#2 - Early Landscape Auto-Material

 #2 - Early Landscape Auto-Material



I had a good base grass filling out the scene, now I needed to give the landscape itself some attention, to turn it from a large green soup, into a more appealing base to work from.

Getting an auto-material set up in order to automatically apply a different material to sloped surfaces, and introducing some large scale colour variation went a long way in achieving this.




This step made an unbelievable difference to the quality of the scene almost immediately, and thanks to shader trickery (thanks PrismaticaDev!), it also took very little manual work.

I also spent a good amount of time tweaking the lighting conditions and post-processing settings, based on feedback I've received so far, specifically, feedback about pushing the post-processing settings further.
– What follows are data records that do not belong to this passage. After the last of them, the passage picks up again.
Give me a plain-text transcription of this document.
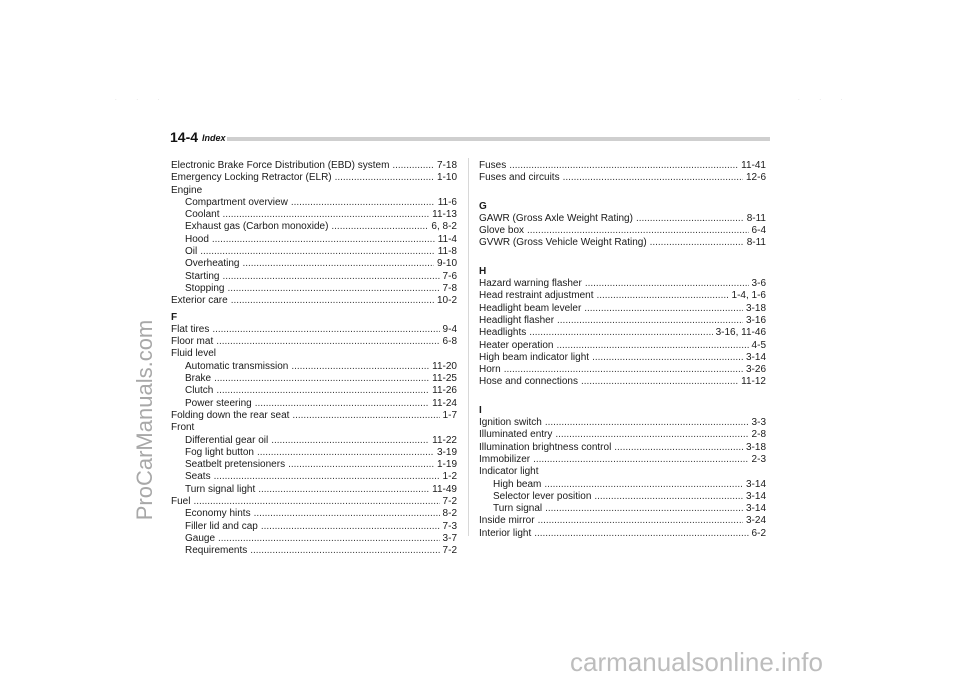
. . .	. . .
ProCarManuals.com
carmanualsonline.info
14-4 Index
Electronic Brake Force Distribution (EBD) system . . .	7-18
Emergency Locking Retractor (ELR) . . .	1-10
Engine
Compartment overview . . .	11-6
Coolant . . .	11-13
Exhaust gas (Carbon monoxide) . . .	6, 8-2
Hood . . .	11-4
Oil . . .	11-8
Overheating . . .	9-10
Starting . . .	7-6
Stopping . . .	7-8
Exterior care . . .	10-2
F
Flat tires . . .	9-4
Floor mat . . .	6-8
Fluid level
Automatic transmission . . .	11-20
Brake . . .	11-25
Clutch . . .	11-26
Power steering . . .	11-24
Folding down the rear seat . . .	1-7
Front
Differential gear oil . . .	11-22
Fog light button . . .	3-19
Seatbelt pretensioners . . .	1-19
Seats . . .	1-2
Turn signal light . . .	11-49
Fuel . . .	7-2
Economy hints . . .	8-2
Filler lid and cap . . .	7-3
Gauge . . .	3-7
Requirements . . .	7-2
Fuses . . .	11-41
Fuses and circuits . . .	12-6
G
GAWR (Gross Axle Weight Rating) . . .	8-11
Glove box . . .	6-4
GVWR (Gross Vehicle Weight Rating) . . .	8-11
H
Hazard warning flasher . . .	3-6
Head restraint adjustment . . .	1-4, 1-6
Headlight beam leveler . . .	3-18
Headlight flasher . . .	3-16
Headlights . . .	3-16, 11-46
Heater operation . . .	4-5
High beam indicator light . . .	3-14
Horn . . .	3-26
Hose and connections . . .	11-12
I
Ignition switch . . .	3-3
Illuminated entry . . .	2-8
Illumination brightness control . . .	3-18
Immobilizer . . .	2-3
Indicator light
High beam . . .	3-14
Selector lever position . . .	3-14
Turn signal . . .	3-14
Inside mirror . . .	3-24
Interior light . . .	6-2
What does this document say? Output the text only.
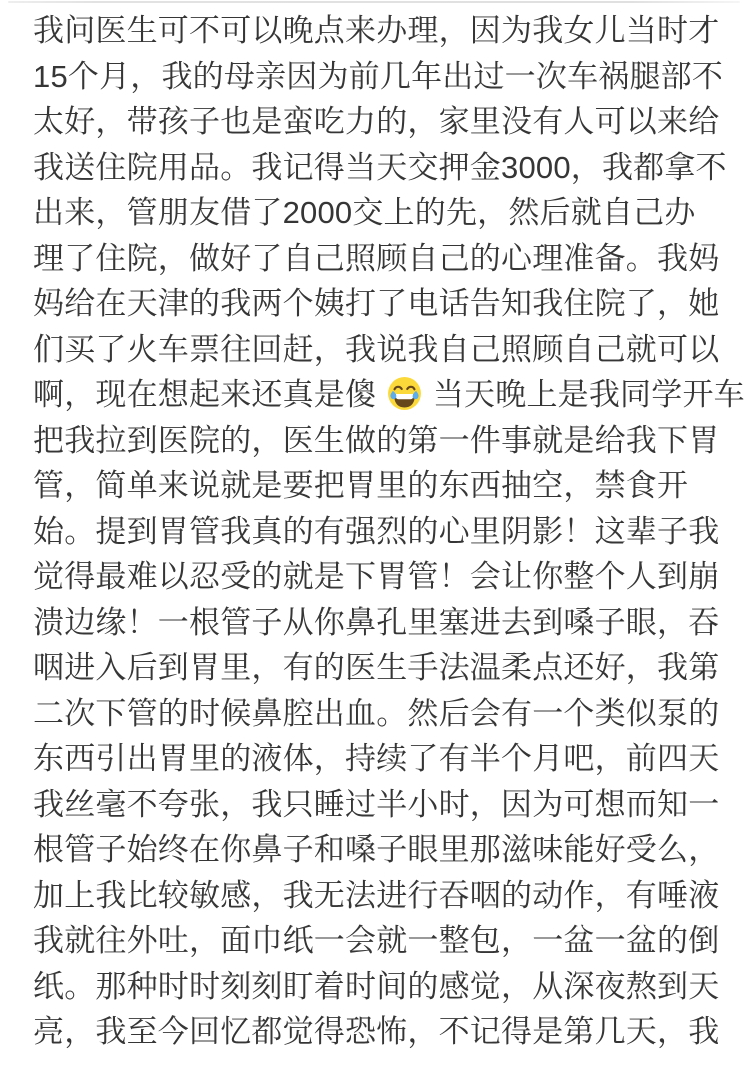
我问医生可不可以晚点来办理，因为我女儿当时才
15个月，我的母亲因为前几年出过一次车祸腿部不
太好，带孩子也是蛮吃力的，家里没有人可以来给
我送住院用品。我记得当天交押金3000，我都拿不
出来，管朋友借了2000交上的先，然后就自己办
理了住院，做好了自己照顾自己的心理准备。我妈
妈给在天津的我两个姨打了电话告知我住院了，她
们买了火车票往回赶，我说我自己照顾自己就可以
啊，现在想起来还真是傻 当天晚上是我同学开车
把我拉到医院的，医生做的第一件事就是给我下胃
管，简单来说就是要把胃里的东西抽空，禁食开
始。提到胃管我真的有强烈的心里阴影！这辈子我
觉得最难以忍受的就是下胃管！会让你整个人到崩
溃边缘！一根管子从你鼻孔里塞进去到嗓子眼，吞
咽进入后到胃里，有的医生手法温柔点还好，我第
二次下管的时候鼻腔出血。然后会有一个类似泵的
东西引出胃里的液体，持续了有半个月吧，前四天
我丝毫不夸张，我只睡过半小时，因为可想而知一
根管子始终在你鼻子和嗓子眼里那滋味能好受么，
加上我比较敏感，我无法进行吞咽的动作，有唾液
我就往外吐，面巾纸一会就一整包，一盆一盆的倒
纸。那种时时刻刻盯着时间的感觉，从深夜熬到天
亮，我至今回忆都觉得恐怖，不记得是第几天，我
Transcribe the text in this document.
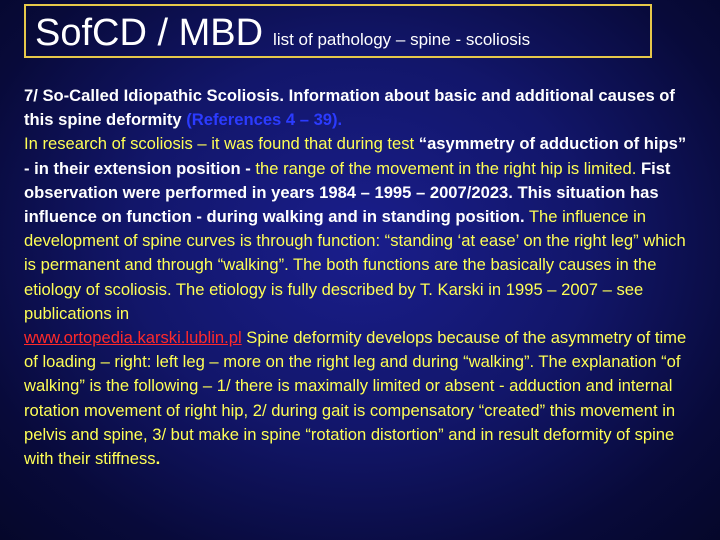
SofCD / MBD list of pathology – spine - scoliosis
7/ So-Called Idiopathic Scoliosis. Information about basic and additional causes of this spine deformity (References 4 – 39).
In research of scoliosis – it was found that during test “asymmetry of adduction of hips” - in their extension position - the range of the movement in the right hip is limited. Fist observation were performed in years 1984 – 1995 – 2007/2023. This situation has influence on function - during walking and in standing position. The influence in development of spine curves is through function: “standing ‘at ease’ on the right leg” which is permanent and through “walking”. The both functions are the basically causes in the etiology of scoliosis. The etiology is fully described by T. Karski in 1995 – 2007 – see publications in
www.ortopedia.karski.lublin.pl Spine deformity develops because of the asymmetry of time of loading – right: left leg – more on the right leg and during “walking”. The explanation “of walking” is the following – 1/ there is maximally limited or absent - adduction and internal rotation movement of right hip, 2/ during gait is compensatory “created” this movement in pelvis and spine, 3/ but make in spine “rotation distortion” and in result deformity of spine with their stiffness.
The material graph ended up looking like this:


This is after quite a bit of clean-up, of course, as the result immediately after getting it working was complete spaghetti.
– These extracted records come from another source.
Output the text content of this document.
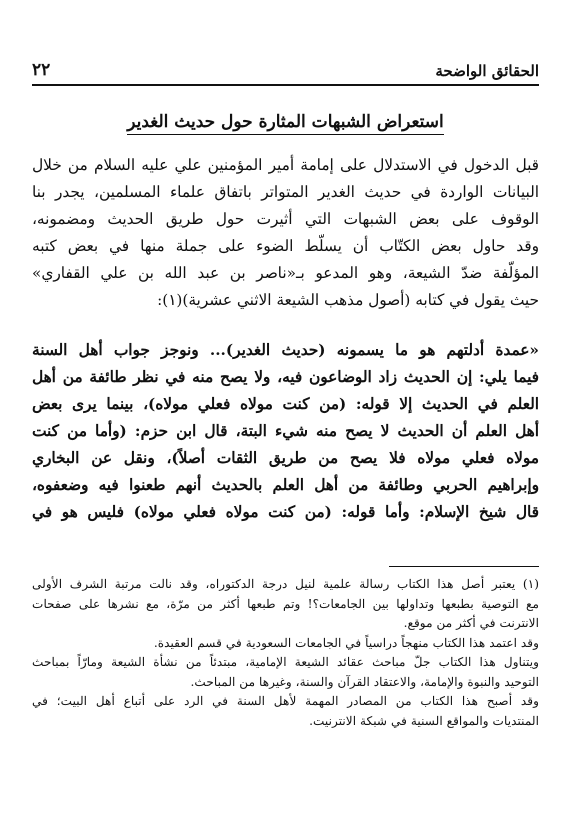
٢٢	الحقائق الواضحة
استعراض الشبهات المثارة حول حديث الغدير
قبل الدخول في الاستدلال على إمامة أمير المؤمنين علي عليه السلام من خلال
البيانات الواردة في حديث الغدير المتواتر باتفاق علماء المسلمين، يجدر بنا
الوقوف على بعض الشبهات التي أثيرت حول طريق الحديث ومضمونه،
وقد حاول بعض الكتّاب أن يسلّط الضوء على جملة منها في بعض كتبه
المؤلّفة ضدّ الشيعة، وهو المدعو بـ«ناصر بن عبد الله بن علي القفاري»
حيث يقول في كتابه (أصول مذهب الشيعة الاثني عشرية)(١):
«عمدة أدلتهم هو ما يسمونه (حديث الغدير)... ونوجز جواب أهل السنة
فيما يلي: إن الحديث زاد الوضاعون فيه، ولا يصح منه في نظر طائفة من أهل
العلم في الحديث إلا قوله: (من كنت مولاه فعلي مولاه)، بينما يرى بعض
أهل العلم أن الحديث لا يصح منه شيء البتة، قال ابن حزم: (وأما من كنت
مولاه فعلي مولاه فلا يصح من طريق الثقات أصلاً)، ونقل عن البخاري
وإبراهيم الحربي وطائفة من أهل العلم بالحديث أنهم طعنوا فيه وضعفوه،
قال شيخ الإسلام: وأما قوله: (من كنت مولاه فعلي مولاه) فليس هو في
(١) يعتبر أصل هذا الكتاب رسالة علمية لنيل درجة الدكتوراه، وقد نالت مرتبة الشرف الأولى
مع التوصية بطبعها وتداولها بين الجامعات؟! وتم طبعها أكثر من مرّة، مع نشرها على صفحات
الانترنت في أكثر من موقع.
وقد اعتمد هذا الكتاب منهجاً دراسياً في الجامعات السعودية في قسم العقيدة.
ويتناول هذا الكتاب جلّ مباحث عقائد الشيعة الإمامية، مبتدئاً من نشأة الشيعة ومارّاً بمباحث
التوحيد والنبوة والإمامة، والاعتقاد القرآن والسنة، وغيرها من المباحث.
وقد أصبح هذا الكتاب من المصادر المهمة لأهل السنة في الرد على أتباع أهل البيت؛ في
المنتديات والمواقع السنية في شبكة الانترنيت.
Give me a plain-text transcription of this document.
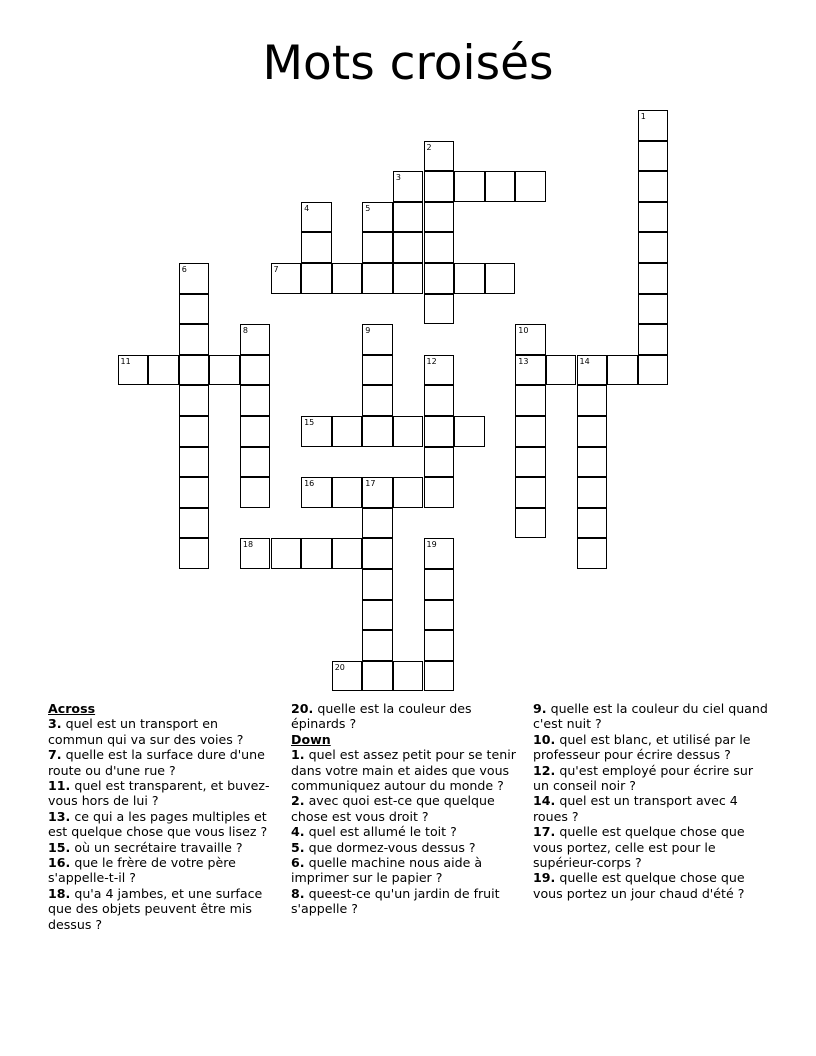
Mots croisés
1
2
3
4	5
6	7
8	9	10
11	12	13	14
15
16	17
18	19
20
Across

3. quel est un transport en commun qui va sur des voies ?

7. quelle est la surface dure d'une route ou d'une rue ?

11. quel est transparent, et buvez-vous hors de lui ?

13. ce qui a les pages multiples et est quelque chose que vous lisez ?

15. où un secrétaire travaille ?

16. que le frère de votre père s'appelle-t-il ?

18. qu'a 4 jambes, et une surface que des objets peuvent être mis dessus ?

20. quelle est la couleur des épinards ?

Down

1. quel est assez petit pour se tenir dans votre main et aides que vous communiquez autour du monde ?

2. avec quoi est-ce que quelque chose est vous droit ?

4. quel est allumé le toit ?

5. que dormez-vous dessus ?

6. quelle machine nous aide à imprimer sur le papier ?

8. queest-ce qu'un jardin de fruit s'appelle ?

9. quelle est la couleur du ciel quand c'est nuit ?

10. quel est blanc, et utilisé par le professeur pour écrire dessus ?

12. qu'est employé pour écrire sur un conseil noir ?

14. quel est un transport avec 4 roues ?

17. quelle est quelque chose que vous portez, celle est pour le supérieur-corps ?

19. quelle est quelque chose que vous portez un jour chaud d'été ?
Some of the main features are:
  • Automatic Cliff/Slope Masking
    • Masks slopes, will eventually use a heightmap to break up the transition.
  • Runtime Virtual Texture Output
    • Ouputs the landscape colour, which is sampled by the grass, and eventually other things.
    • Outputs the landscape height, which will eventually be used to blend the transitions of objects with the landscape, and possibly some other features.
  • A Tiling Noise Mask
    • Currently only applied to the "Grass" layer, but it mixes two colours based on a noise map that tiles across the landscape to add some colour variation.
  • Instanced Foliage Output
    • Basic UE feature, but this tells the engine where to spawn grass meshes.
The shader is still lacking a lot of features and layers I'll need for the final scene, including:
  • More layers
    • Dirt, Snow etc.
  • Wetness, for areas around the river.
  • Automatic snow on mountain-tops.
  • Actual textures, rather than just flat colours.
    • Gradient mapping, to be able to adjust the colour of layer textures.
    • Scaling of texture UVs based on distance from camera.
  • Global noise mask that is adjustable per-layer (currently only works on grass).
The automatic slope colouring made the biggest difference, and works really well at a distance.
Up-close however, not so much:


Goodbye green soup, hello brown soup.

To fix this, I'll be doing the following:
  • Crucially, authoring and implementing actual textures instead of just flat colours
  • Using a heightmap to break up the transition between the cliff and grass.